NEW YORK | Thu Apr 22, 2010 7:12pm EDT

NEW YORK (Reuters) - If "An Inconvenient Truth," Al Gore's Oscar-winning 2006 film on global warming, left audiences depressed about the planet's future, a new film from the same executive producers is designed to lift spirits.

"Climate of Change" premieres at New York's Tribeca Film Festival Thursday -- Earth Day -- and focuses on the efforts by individuals from around the world to reduce their personal carbon footprint while fighting business interests they say threaten the environment.

"I wouldn't exactly call it a feel-good film about climate change, but the idea was not to make a film that was scary," film director Brian Hill told Reuters. "We've got people doing something, people reacting to the kind of messages in films like 'An Inconvenient Truth.'"

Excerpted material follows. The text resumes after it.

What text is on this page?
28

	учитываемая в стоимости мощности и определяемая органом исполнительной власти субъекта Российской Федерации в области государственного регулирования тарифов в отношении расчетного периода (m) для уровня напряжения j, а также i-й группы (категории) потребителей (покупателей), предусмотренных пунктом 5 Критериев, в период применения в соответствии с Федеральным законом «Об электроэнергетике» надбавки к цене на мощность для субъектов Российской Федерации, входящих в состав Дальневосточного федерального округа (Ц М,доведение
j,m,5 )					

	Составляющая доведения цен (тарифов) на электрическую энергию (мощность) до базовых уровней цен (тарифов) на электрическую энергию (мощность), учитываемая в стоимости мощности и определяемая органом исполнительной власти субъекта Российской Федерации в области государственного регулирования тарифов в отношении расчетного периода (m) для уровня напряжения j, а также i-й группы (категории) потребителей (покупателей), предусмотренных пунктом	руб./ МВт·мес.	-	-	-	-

The film, produced in part by Participant Media, which produced the Al Gore film, features a group of schoolchildren in Patna, India, explaining how they intend to change the world by protesting the use of plastic.

It also shows a community in Papua, New Guinea, that has banned commercial logging, a group in the U.S. state of West Virginia that is fighting to end mountaintop removal by coal companies, and an organization in Togo that is teaching women to use ovens powered by the sun.

"Climate of Change," narrated by actress Tilda Swinton, argues that average people must work to reduce their own carbon emissions since some industrialized nations and large companies refuse to take significant steps.

"It would be great, and probably more useful in the long run, if governments would get involved," Hill said. "I don't think any government has really decided to tackle it in any forthright and bold manner, which is what you really need."

World leaders are due to meet in Mexico in November for the latest round of climate change talks, but observers say they are skeptical about how far the biggest carbon emitters will agree to go.

The U.S. Congress is also considering legislation to reduce emissions of so-called greenhouse gases blamed for global warming. But the likelihood of passage this year is slim.

Hill said the experience of making the film has changed his behavior: "I'm forever going around the house, turning lights out."